オリンピックとヌードの関係オーマイニュース

 オリンピックが近づくにつれて、私はある予想をしていた。それは、オリンピックにかこつけて、きっと誰かが、脱ぐだろうということだ。現役の五輪選手がヌードになって鍛えられた体を披露し、話題になるだろうと思っていた。

 ただ今回は、なかなかそういう情報は聞こえてこなかった。なので、北京オリンピックではもうヌードの話題は出てこないのかなぁと思っていたところ、アテネオリンピックの女子200メートル平泳ぎの金メダリストであるアメリカの競泳選手アマンダ・ビアードさんが、8月6日に北京オリンピックの水泳競技場である国家水泳センター前で自分のヌード写真を発表していた。

 また産経ニュースによると、北京オリンピックへ出場するイギリス代表選手もヌードになっていた。これは、飲料メーカーのキャンペーンらしいが、自転車競技に出場するレベッカ・ロメロさんや三段跳び代表のフィリップ・イドゥーさんなどがヌードになっていた。

 やはり北京オリンピックでも脱ぐ選手は現れた。

 「オリンピックとヌード」の組み合わせは、2000年のシドニーオリンピックのころから多くなったのではないかと思う。1999年、オーストラリア代表の女子サッカーチームが、オリンピックの強化資金を作るためにヌード写真のカレンダーを作った。初版の1万5000部は完売し、トータルで5万部が売れる。(朝日新聞、2000年4月14日)

 このおかげで、オーストラリア代表の女子サッカーチームは、練習の設備も整い、スポンサーもつき、観客動員数も倍増できた。シドニーオリンピックでは、これに続きアメリカの陸上選手や水泳選手、オーストラリアのパラリンピックに出場する選手たちも、強化資金を得るために、男女問わずヌードカレンダーを作っている。

 マイナースポーツに関心を寄せて欲しい。オリンピックに出るための強化資金が欲しい。だから、ヌードになる、という流れは、前回のアテネオリンピックでもあった。日本で現役オリンピック選手がこのような趣旨のヌード写真を作った話は知らない。けれど、日本のオリンピック選手でも、強化資金を調達するために金銭的に苦労をしている選手たちはいる。

■主張するヌード

 今回、ヌードになった競泳選手のアマンダ・ビア—ドさんが脱いだ理由は、毛皮反対をアピールするためであった。なので「強化資金」など競技にかかわる目的ではない。アメリカ国旗の前でバストを隠して立っているヌード写真には「あなたの皮膚だけで充分。毛皮の着用はやめよう」と訴えるコメントが添えられている。オリンピックの「場」からそうした考えを広めたいらしく、選手村にポスターをはってまわったそうだ。

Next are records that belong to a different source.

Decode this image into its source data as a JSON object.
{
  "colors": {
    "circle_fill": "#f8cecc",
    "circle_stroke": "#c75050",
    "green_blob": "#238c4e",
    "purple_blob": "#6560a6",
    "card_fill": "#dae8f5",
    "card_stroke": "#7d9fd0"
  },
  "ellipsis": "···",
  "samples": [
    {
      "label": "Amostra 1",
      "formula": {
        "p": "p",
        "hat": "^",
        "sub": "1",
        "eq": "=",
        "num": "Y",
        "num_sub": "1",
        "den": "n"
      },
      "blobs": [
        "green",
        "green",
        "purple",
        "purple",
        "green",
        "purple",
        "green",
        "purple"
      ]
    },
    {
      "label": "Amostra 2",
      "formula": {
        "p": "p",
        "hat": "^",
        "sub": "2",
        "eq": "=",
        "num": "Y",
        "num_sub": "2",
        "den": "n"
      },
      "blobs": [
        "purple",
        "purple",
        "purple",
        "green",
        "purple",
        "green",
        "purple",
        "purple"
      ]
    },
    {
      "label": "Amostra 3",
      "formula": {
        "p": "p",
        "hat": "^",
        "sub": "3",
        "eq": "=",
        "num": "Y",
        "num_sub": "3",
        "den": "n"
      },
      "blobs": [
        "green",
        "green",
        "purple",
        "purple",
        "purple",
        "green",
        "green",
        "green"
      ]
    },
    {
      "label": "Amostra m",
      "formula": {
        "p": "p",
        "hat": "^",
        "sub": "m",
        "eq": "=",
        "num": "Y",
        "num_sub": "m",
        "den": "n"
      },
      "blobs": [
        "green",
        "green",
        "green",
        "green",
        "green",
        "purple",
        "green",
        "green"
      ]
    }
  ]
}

 こういった主義主張・社会運動のためにヌードになる話を、近ごろよく聞く。1999年にイギリスで発売され、30万部ものセールスを記録した「婦人会ヌードカレンダー」も、白血病で夫を亡くした友人を励ますために、また、カレンダーの売り上げを病院へ寄付するために婦人会の有志たちがヌードになったものだ。この話は、2003年、「カレンダーガールズ」として映画にもなる。

 日本でも2008年3月に乳がん撲滅のピンクリボン運動の一環として、写真家の蜷川実花さんが人気モデルやタレントのヌード写真を撮った。「オセロ」の中島知子さんがヌードになって話題になっていた。

 また、2007年8月には、地球温暖化に警鐘を鳴らすキャンペーンとして、国際環境保護団体「グリーンピース」が、集団ヌード撮影で有名な写真家スペンサー・チュニック氏に依頼をして、アルプス氷河で約600人の集団ヌード写真を撮った。ヌードになるために集まったのは、キャンペーンに賛同した一般人のボランティアである。

 かつては、「芸術のためなら脱ぎます」と言ってヌードになる人はいたが、10年くらい前から「なにかの活動のためなら脱ぎます」というケースが急増した気がする。そういった動きは、既成のヌード(?)に対するアンチテーゼを感じたり、小気味よさもあってある種、爽快(そうかい)だ。ただし、思いとは裏腹に消費というルートにのってコンテクストが変わってしまう可能性もなきにしもあらずだ。そんなこともあり、常にこの話題は、賛否両論がつきまとう。

 ちなみに、古代オリンピックは全裸で競技が行われていた。もちろん、古代オリンピックは選手も観客も男性だけだった。